喫煙女性の月経周期の乱れは、喫煙によるホルモン機能の異常が一因になっていると考えられる。が、エストロゲンとその代謝産物を測定した研究では、一貫した結果は得られていない。また、喫煙者ではFSHレベルが上昇しているという報告もあったが、月経周期全体についてFSHレベルを測定した研究はなかった。そこで著者たちは、生殖年齢の女性の月経周期における、エストロゲンとプロゲステロンの代謝産物とFSHのレベル変動に、喫煙がどのような影響を与えるかを調べた。

会員制の健康維持団体HMOの1つを選び、18〜39歳(平均年齢31歳)の女性403人を選出した。被験者たちには平均3.6回の月経周期の間、毎朝尿を採取して凍結してもらった。喫煙量は、毎日の喫煙本数の申告を受け、さらにコチニン濃度を検査して申告の正しさを確認した上で、非喫煙者(0本)、軽度喫煙者(1日に1〜9本)、中等度喫煙者(1日10〜19本)、高度喫煙者(1日20本以上)に分類した。尿中のエストロゲンとプロゲステロンの代謝産物は毎日測定した。

 その結果、中等度喫煙者では、ベースラインのエストロゲン代謝産物が有意に減少(22%)していた。以下は、統計学的有意性は示せなかったが、非喫煙者と比較して、中等度以上の喫煙者は、卵胞期のエストロゲンおよびプロゲステロン代謝産物が25〜35%多く、高度喫煙者だと、黄体期のプロゲステロン代謝産物が25%減少している傾向が見られた。

FSHについては、喫煙状態に基づいて選んだサブセット(約300回の月経周期)について測定した。その値は、中等度以上の喫煙者で、多変量(年齢、人種、妊娠歴、BMI、アルコール、カフェイン摂取量)調整後も、黄体期から卵胞期に相当する出血5日前から出血初日の間、有意に上昇(30〜35%)していた。
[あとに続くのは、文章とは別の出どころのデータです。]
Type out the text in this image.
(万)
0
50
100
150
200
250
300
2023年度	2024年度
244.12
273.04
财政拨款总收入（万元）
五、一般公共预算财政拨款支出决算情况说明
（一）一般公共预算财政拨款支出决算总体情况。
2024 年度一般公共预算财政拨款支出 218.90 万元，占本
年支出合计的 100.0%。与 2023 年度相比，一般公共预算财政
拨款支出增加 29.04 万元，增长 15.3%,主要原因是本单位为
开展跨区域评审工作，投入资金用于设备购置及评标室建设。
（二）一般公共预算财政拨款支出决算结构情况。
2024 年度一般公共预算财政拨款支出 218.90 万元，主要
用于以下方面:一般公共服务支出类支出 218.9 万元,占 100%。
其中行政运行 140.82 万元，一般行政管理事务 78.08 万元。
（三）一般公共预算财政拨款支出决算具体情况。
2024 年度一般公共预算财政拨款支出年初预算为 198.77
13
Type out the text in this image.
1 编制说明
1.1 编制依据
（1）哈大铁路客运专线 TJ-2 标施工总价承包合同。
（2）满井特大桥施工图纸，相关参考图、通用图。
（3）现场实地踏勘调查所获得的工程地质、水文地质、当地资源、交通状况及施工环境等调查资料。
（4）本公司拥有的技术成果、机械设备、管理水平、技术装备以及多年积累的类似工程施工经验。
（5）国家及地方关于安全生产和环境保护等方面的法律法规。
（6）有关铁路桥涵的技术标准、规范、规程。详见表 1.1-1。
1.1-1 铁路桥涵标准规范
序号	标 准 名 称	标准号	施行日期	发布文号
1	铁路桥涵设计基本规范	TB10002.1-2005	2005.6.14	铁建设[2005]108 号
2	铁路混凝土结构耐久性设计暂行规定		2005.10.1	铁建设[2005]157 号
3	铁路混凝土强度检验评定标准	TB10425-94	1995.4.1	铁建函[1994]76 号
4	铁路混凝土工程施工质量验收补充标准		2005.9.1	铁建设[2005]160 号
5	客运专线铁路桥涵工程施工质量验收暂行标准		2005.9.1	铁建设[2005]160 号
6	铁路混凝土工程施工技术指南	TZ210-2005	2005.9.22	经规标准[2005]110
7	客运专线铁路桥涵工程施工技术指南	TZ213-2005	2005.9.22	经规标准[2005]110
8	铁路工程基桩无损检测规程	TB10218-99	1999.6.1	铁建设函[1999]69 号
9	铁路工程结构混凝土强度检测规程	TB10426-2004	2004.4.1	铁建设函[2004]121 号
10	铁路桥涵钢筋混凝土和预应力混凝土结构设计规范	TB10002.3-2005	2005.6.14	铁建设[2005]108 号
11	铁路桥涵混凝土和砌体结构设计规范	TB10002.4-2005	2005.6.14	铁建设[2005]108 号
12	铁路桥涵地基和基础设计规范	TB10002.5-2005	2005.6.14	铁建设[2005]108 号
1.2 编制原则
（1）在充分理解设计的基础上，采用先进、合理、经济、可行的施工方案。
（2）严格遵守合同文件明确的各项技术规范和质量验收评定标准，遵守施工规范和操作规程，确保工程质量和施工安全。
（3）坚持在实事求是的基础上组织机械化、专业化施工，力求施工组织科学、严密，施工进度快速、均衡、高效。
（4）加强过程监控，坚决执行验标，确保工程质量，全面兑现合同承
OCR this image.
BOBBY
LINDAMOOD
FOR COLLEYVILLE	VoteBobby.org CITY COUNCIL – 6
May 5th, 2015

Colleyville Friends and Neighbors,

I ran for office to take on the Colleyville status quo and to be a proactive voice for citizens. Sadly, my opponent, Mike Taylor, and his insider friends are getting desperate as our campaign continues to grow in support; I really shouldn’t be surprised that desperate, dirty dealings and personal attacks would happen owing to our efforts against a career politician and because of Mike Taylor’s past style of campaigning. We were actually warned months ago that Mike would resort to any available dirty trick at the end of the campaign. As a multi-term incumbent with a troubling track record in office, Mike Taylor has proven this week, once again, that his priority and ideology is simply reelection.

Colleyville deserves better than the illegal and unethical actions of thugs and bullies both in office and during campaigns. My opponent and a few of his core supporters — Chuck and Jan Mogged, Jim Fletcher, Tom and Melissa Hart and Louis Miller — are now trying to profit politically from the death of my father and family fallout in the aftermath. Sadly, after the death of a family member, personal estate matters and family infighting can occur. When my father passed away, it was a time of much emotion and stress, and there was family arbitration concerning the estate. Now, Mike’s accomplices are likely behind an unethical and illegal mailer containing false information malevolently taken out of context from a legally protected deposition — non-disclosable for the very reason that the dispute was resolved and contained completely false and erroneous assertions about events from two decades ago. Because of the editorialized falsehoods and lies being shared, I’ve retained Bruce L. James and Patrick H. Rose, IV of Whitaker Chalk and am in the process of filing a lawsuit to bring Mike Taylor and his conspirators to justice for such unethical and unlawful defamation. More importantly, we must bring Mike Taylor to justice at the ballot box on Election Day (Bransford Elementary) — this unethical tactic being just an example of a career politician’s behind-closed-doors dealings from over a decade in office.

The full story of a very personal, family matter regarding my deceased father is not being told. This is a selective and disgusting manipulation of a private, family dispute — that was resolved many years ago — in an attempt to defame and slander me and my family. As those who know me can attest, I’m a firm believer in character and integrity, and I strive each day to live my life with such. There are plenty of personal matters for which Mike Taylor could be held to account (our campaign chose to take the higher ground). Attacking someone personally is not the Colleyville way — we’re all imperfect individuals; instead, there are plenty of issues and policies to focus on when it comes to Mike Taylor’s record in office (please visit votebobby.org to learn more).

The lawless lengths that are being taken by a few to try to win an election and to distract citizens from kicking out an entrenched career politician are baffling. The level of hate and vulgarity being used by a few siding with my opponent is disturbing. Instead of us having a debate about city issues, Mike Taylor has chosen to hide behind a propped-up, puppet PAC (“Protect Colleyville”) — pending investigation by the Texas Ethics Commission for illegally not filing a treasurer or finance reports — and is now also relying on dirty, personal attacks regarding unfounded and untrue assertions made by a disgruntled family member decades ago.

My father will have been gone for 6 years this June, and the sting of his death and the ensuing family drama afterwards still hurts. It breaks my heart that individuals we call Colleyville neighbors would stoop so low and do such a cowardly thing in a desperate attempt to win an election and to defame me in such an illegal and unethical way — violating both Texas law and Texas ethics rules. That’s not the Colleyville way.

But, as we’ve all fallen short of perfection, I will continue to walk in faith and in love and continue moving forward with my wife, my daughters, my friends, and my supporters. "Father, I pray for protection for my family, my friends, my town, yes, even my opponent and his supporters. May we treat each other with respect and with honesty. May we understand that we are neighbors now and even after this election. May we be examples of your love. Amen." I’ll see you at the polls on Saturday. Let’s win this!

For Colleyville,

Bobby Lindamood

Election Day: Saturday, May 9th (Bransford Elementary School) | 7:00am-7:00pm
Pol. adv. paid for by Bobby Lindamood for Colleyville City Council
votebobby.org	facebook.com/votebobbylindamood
今回の分析の対象となった喫煙者の月経周期は、非喫煙者に比べ短かった。その原因は、プロゲステロンの低下に基づくFSHの上昇に誘導される卵胞期短縮にある可能性が今回示された。卵胞期が短いと、生殖能力が低下することが示唆されている。

得られた結果は、タバコの煙に含まれる化合物が、おそらくは卵巣レベルで、内分泌機能に影響を与えることを示した。卵巣に対する影響は下垂体ホルモンの分泌にも影響する。したがって、こうした内分泌系の混乱が、喫煙女性の生殖機能の異常(月経不全や不妊、早期閉経など)に関係すると考えられる。